Use fast storage (SSD/NVMe) for the queue path. Monitor queue depth — if it grows consistently, your output (Elasticsearch) can't keep up.

Dead letter queue for failed events¶

Instead of dropping events that fail to index, send them to the DLQ for later analysis:

logstash_dead_letter_queue_enable: true
logstash_dead_letter_queue_retain_age: "7d"
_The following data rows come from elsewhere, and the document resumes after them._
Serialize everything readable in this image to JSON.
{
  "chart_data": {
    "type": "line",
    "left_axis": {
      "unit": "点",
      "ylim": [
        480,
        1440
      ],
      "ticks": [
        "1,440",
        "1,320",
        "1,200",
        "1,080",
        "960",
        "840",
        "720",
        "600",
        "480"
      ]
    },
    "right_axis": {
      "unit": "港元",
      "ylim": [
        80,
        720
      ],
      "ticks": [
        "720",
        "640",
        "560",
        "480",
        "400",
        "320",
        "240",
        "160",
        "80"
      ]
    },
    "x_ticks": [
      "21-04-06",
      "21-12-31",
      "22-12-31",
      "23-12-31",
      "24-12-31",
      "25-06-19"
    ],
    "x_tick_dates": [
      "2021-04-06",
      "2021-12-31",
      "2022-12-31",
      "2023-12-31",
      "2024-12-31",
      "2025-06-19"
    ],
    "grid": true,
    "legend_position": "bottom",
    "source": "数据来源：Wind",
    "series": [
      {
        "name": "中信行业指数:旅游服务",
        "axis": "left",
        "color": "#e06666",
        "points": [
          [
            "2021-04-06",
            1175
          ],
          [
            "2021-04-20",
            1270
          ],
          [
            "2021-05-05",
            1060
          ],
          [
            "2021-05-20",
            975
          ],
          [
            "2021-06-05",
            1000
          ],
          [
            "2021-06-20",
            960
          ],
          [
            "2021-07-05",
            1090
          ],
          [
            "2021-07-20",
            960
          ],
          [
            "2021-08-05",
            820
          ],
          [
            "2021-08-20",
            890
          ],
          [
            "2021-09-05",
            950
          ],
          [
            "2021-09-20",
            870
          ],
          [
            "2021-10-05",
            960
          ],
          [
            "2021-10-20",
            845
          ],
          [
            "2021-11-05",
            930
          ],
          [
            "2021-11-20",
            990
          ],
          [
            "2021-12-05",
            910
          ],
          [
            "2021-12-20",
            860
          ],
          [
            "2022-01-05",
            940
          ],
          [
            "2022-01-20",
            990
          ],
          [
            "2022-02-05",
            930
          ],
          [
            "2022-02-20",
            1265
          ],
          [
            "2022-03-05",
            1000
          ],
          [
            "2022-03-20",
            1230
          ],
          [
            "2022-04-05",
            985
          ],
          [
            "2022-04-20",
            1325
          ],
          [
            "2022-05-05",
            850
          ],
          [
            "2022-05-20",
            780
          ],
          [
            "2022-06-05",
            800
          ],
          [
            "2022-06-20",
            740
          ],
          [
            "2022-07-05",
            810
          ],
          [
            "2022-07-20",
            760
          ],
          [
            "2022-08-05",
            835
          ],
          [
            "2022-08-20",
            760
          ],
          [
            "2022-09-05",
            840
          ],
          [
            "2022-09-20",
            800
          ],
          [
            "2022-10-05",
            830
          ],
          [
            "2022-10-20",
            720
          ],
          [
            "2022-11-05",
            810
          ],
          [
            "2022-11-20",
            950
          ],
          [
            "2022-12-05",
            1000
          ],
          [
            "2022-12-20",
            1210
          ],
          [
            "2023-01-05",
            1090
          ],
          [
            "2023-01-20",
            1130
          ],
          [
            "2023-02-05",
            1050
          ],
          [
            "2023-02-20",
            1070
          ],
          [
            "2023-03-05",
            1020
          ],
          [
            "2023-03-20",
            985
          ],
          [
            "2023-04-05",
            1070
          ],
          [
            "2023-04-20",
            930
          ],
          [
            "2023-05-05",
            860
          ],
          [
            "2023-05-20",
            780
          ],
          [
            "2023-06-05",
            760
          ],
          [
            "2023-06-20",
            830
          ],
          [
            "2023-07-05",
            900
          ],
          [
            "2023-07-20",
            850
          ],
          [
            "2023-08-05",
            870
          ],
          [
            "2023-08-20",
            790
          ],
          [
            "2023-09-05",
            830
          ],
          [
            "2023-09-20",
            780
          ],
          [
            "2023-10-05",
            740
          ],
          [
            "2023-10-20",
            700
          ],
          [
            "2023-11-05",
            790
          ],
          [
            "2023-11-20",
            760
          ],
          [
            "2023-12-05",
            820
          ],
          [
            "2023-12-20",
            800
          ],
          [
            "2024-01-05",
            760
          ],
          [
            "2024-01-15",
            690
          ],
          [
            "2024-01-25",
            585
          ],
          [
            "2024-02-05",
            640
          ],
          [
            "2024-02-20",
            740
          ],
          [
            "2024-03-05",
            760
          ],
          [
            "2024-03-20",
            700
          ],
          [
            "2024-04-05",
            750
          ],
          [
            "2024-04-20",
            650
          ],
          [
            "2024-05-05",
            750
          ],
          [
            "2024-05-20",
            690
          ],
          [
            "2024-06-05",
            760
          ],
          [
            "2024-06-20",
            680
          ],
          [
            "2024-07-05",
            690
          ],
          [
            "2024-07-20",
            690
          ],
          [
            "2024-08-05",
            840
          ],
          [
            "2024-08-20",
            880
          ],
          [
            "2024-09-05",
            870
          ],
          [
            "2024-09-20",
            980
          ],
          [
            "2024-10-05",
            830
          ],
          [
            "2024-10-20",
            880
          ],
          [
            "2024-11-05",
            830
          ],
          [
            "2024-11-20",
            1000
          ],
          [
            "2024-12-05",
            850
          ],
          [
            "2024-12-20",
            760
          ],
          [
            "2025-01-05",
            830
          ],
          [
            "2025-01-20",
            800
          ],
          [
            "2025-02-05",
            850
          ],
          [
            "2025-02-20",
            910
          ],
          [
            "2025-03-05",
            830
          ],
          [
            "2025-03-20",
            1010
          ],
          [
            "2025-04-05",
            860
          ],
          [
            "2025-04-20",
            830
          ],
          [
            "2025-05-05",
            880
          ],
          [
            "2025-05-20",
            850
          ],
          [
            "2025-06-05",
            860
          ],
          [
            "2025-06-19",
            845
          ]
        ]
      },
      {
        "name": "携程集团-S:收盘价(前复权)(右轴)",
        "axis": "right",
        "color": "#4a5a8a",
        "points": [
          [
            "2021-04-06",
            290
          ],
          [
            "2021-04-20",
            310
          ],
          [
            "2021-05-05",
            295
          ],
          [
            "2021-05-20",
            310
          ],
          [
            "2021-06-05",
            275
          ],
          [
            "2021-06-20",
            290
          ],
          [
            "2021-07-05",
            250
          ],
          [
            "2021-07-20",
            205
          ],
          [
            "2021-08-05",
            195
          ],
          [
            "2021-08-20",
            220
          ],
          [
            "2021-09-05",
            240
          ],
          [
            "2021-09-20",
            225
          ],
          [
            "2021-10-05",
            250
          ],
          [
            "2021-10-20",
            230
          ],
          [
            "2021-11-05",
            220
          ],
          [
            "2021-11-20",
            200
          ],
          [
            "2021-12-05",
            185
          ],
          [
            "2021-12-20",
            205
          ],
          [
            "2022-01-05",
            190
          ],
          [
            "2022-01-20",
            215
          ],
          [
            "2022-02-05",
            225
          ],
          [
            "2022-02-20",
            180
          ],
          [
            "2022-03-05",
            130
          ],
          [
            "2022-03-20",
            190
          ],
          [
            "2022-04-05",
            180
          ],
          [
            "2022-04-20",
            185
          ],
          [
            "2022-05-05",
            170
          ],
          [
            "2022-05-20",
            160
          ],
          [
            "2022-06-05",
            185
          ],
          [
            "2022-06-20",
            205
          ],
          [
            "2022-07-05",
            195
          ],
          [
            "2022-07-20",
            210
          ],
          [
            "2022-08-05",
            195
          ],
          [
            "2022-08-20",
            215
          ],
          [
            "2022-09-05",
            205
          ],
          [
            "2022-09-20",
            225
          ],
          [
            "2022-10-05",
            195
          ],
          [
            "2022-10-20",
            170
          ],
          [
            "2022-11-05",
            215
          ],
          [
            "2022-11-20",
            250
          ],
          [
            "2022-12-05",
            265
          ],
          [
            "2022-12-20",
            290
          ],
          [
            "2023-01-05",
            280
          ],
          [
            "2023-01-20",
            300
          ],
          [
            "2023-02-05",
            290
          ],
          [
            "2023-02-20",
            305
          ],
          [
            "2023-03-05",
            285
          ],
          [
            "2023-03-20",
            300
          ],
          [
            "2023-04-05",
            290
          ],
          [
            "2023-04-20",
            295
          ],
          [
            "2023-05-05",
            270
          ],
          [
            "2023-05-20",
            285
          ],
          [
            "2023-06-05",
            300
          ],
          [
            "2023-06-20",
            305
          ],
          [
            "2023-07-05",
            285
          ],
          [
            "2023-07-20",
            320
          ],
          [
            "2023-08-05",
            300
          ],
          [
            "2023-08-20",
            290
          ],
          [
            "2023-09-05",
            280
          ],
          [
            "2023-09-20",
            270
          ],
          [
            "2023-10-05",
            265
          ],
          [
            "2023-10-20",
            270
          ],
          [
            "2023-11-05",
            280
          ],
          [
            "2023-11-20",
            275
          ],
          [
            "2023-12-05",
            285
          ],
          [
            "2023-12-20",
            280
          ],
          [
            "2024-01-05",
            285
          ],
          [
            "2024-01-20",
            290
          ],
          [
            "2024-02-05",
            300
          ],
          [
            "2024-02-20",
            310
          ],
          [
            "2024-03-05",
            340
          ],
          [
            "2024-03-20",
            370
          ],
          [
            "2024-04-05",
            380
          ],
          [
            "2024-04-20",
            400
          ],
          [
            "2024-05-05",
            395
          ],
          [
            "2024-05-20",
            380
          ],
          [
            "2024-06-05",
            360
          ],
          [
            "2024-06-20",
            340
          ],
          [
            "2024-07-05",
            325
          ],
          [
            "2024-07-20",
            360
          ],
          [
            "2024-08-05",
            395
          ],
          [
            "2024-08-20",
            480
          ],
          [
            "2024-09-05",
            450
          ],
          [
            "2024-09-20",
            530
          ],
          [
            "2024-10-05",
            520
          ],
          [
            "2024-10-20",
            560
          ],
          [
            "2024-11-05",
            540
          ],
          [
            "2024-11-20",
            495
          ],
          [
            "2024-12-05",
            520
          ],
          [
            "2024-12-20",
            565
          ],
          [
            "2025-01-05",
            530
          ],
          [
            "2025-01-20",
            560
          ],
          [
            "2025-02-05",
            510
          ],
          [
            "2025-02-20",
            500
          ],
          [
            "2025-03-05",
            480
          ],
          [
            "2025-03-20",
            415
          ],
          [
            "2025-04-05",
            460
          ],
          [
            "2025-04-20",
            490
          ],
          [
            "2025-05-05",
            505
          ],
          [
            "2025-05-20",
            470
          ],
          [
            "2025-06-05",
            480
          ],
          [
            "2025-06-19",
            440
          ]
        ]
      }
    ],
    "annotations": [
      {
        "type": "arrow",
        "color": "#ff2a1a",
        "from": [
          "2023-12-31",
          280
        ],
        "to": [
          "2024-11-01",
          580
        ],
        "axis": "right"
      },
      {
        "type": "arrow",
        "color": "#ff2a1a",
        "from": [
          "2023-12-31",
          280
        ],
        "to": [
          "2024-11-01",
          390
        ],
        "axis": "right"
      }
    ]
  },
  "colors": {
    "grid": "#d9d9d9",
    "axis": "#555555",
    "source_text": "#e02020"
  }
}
Check the DLQ periodically for mapping conflicts or malformed events that need pipeline fixes.

Monitoring¶

Monitor the stack itself¶

At minimum, deploy Metricbeat on all nodes to collect cluster metrics:

group_vars/all.yml

beats_metricbeat: true
beats_metricbeat_modules:
  - system
  - elasticsearch-xpack
  - kibana-xpack
  - logstash-xpack

This feeds Kibana's Stack Monitoring dashboards. For production, send these metrics to a separate monitoring cluster so you can still see what's happening when the production cluster is down.

Alerting¶

Set up Kibana alerting rules for:

Cluster health goes yellow or red
Disk usage exceeds 80% on any node
JVM heap consistently above 85%
Search latency p95 exceeds your SLA
Authentication failures spike (brute force detection)
Audit log volume drops to zero (logging may be broken)

Backups¶

Snapshot every day¶

Configure automated snapshots from day one, not after you need them:

elasticsearch_fs_repo:
  - /mnt/nfs/es-snapshots

After deployment, create an SLM (Snapshot Lifecycle Management) policy via the API or Kibana. Minimum recommended: daily snapshots, 30-day retention.

Test your restores¶

A backup that hasn't been tested is not a backup. Schedule quarterly restore tests to a separate cluster to verify:

Snapshots are complete and not corrupted
Restore procedures are documented and work
Restore time fits within your RTO (Recovery Time Objective)